Si ces gestionnaires ont fait quelques erreurs de parcours, ils ont aussi fait de très bons coups.

«Ce qui peut être un bon coup est différent pour chaque personne. Pour moi, c’est de découvrir une entreprise qui est au début de son cycle de croissance», résume Christine Décarie.

Dans les années 1990, elle a investi dans de jeunes entreprises qui sont aujourd’hui reconnues, comme Métro, Alimentation Couche-Tard, Quincaillerie Richelieu, ou plus récemment, Groupe CGI.

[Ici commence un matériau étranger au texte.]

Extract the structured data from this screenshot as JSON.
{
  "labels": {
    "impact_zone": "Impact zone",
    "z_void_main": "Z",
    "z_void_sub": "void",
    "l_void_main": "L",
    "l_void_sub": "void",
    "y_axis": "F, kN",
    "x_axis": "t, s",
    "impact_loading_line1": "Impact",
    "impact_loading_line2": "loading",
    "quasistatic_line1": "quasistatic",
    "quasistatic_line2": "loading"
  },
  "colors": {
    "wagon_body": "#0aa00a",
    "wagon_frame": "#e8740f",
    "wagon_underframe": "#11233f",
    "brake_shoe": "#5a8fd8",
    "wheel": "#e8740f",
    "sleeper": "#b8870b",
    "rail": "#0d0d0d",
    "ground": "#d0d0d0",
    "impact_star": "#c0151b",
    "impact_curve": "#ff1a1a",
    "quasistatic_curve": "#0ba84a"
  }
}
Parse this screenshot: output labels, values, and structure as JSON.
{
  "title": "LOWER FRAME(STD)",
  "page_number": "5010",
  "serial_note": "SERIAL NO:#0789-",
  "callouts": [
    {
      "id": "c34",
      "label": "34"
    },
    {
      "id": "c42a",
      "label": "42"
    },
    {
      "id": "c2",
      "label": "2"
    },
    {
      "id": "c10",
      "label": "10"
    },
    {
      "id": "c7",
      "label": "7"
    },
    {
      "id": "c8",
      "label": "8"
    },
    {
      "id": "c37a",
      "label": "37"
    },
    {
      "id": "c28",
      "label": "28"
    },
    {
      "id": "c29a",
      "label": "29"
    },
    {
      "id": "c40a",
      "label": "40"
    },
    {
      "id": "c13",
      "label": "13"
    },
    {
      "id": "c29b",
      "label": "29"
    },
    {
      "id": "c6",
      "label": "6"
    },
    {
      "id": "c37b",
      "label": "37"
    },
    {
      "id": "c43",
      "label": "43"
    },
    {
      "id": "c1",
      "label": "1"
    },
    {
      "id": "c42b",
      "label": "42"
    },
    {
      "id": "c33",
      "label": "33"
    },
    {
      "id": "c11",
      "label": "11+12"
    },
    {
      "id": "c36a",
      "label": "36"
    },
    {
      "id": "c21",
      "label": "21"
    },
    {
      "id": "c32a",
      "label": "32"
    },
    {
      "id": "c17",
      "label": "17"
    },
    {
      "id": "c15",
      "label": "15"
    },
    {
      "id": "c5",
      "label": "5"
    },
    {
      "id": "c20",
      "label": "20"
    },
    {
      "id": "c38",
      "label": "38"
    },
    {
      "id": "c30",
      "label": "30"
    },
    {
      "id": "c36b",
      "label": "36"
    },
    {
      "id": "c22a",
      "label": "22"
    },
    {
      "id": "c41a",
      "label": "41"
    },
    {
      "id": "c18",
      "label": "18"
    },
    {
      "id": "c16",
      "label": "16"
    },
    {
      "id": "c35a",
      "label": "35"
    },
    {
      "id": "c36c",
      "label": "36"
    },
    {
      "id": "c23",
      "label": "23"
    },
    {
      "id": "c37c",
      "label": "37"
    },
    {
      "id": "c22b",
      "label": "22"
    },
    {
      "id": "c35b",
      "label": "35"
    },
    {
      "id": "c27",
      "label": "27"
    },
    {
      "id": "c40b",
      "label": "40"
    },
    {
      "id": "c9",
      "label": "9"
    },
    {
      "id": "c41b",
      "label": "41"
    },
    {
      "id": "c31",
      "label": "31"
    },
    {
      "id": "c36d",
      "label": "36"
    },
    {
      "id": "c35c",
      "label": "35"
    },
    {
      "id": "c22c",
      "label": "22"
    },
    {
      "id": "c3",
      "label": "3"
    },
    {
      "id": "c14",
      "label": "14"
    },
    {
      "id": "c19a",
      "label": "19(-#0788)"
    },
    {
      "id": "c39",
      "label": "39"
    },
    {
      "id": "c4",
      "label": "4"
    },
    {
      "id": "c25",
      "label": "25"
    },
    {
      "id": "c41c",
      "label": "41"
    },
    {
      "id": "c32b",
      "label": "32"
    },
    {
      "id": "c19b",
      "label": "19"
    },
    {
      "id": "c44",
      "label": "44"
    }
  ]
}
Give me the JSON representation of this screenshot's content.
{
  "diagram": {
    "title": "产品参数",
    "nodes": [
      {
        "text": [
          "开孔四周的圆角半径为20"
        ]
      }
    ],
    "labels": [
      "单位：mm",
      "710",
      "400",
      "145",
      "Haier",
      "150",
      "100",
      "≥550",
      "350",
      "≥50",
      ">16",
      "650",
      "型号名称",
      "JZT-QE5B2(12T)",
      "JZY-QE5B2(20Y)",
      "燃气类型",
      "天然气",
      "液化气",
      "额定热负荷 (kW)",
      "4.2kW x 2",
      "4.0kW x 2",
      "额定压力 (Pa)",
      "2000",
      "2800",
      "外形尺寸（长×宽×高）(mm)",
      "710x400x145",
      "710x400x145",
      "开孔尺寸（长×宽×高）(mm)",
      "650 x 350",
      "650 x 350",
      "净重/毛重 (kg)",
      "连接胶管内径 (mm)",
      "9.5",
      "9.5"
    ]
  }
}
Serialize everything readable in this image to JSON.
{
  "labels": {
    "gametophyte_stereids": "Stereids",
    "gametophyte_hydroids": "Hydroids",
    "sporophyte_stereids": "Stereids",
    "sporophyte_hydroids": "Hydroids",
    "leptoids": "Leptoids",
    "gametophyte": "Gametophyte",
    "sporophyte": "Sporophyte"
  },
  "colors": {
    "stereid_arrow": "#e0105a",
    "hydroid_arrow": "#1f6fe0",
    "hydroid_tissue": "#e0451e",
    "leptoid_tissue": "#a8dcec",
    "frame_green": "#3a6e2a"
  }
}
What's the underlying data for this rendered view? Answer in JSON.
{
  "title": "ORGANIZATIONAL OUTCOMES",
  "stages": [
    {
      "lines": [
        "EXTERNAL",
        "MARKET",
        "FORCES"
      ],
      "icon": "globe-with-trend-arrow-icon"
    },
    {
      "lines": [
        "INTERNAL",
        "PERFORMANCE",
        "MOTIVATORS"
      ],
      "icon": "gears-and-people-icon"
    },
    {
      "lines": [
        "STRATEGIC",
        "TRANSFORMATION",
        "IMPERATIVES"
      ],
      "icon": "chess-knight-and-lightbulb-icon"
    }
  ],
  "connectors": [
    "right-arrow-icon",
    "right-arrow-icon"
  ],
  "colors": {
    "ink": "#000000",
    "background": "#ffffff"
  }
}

Plusieurs éléments l’avaient alors attirée, mais ce qui l’a décidée, c’est l’équipe de direction. «C’est souvent des gens qui sont de très bons opérateurs et connaissent bien leur industrie et leur entreprise, et qui sont capables d’amorcer de bonnes transactions», explique-t-elle.

Pour Steve Belisle, la poule aux oeufs d’or a été Microsoft. Anticipant la transformation de l’entreprise vers les souscriptions plutôt que les ventes uniques, il avait acheté le titre en juillet 2014.

«Depuis qu’on a ce titre, on a un rendement annualisé de presque 34 %. Pendant ce temps-là, le S&P 500 a eu un rendement de près de 16 %», déclare-t-il.

Il s’agit encore d’une de leurs plus importantes positions dans leur portefeuille aujourd’hui, car ils estiment que le titre pourrait encore monter.